The world of medicine and science is ever-advancing and constantly surprises modern society with its newest inventions. In the early 1990s, an especially unique and life-changing technology was engineered and formed the basis for a change in human life.

CRISPR, a term used in microbiology, describes an adaptive immune system. CRISPR stands for Clustered Regularly-Interspaced Short Palindromic Repeats and categorizes natural segments of genetic code found in prokaryotes. These reiterations are copied in small pieces of bacteria’s DNA to help them develop immunity to viruses. The small repeated sections of DNA allow organisms to remember invaders and ward them off in subsequent encounters, thus playing a pivotal role in antiviral defense mechanisms. Now, this same system has been developed into a genome editing tool and represents the work of many scientists.

In recent scientific development, CRISPR has been used in the generation of CRISPR-Cas, a tool used for the modification of genes. Cas9 is a vital RNA-associated protein also used as a defense mechanism against foreign invaders. This enzyme has the ability to cut DNA and, therefore, destroys viruses that pose harm to bacteria. The Cas9 nuclease has two active cutting sites to complement each strand of the double helix structure. With the help of a guide RNA, which contains the previously copied and stored gene sequence of the invading pathogen, Cas9 unwinds foreign DNA and verifies whether or not it is complementary to the spacer region RNA. If this DNA sequence matches that of the known virus, Cas9 chops up the intruder, thus protecting the body against future infection.
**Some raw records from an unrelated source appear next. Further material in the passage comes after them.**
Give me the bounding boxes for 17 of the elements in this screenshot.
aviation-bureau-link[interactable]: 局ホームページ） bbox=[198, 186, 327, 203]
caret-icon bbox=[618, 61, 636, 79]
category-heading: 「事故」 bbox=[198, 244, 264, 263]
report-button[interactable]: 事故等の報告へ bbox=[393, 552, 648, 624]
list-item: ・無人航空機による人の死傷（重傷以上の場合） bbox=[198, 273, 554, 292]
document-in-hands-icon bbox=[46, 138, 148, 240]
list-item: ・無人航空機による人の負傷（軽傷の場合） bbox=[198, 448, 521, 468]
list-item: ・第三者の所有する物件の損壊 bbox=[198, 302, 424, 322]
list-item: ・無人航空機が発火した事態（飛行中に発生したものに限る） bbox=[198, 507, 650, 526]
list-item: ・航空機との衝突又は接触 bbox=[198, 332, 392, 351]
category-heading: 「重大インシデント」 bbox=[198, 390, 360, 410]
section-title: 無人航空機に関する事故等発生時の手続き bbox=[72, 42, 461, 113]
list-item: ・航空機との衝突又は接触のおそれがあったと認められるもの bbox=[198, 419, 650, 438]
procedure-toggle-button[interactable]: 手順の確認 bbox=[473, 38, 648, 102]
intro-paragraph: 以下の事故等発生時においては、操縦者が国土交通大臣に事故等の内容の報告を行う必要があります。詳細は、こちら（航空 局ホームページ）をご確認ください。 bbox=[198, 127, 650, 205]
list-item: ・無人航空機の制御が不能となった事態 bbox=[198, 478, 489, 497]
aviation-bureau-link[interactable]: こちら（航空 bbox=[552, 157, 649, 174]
While the idea of gene therapy has been prevalent for several years, CRISPR-Cas was first described in 2012 and 2013, when scientists realized that the combination of the Cas9 enzyme and the guide RNA had the ability to dramatically alter the genomes of organisms. This device can effectively tweak most genetic code in almost any plant or animal, thereby significantly reconstructing inherited traits. The cuts made by this tool can turn various genes on and off or can repair genetic mutations. CRISPR-Cas holds tremendous power over humanity as science, now, has the ability to change the genetic makeup of a vast array of organisms. On one end of the spectrum, this tool can be used to cure genetic diseases, such as Sickle Cell Anemia. In a more extreme sense, this technology can be used to engineer ideal characteristics in humans. These advances, however, are seemingly far off and pose no current threat to society. Now, CRISPR-Cas is mostly used in basic biology laboratories for conducting research but has been used in some cases to prepare animal organs for human transplant surgeries. CRISPR-Cas is a groundbreaking technology that could revolutionize the scientific world and humanity as a whole.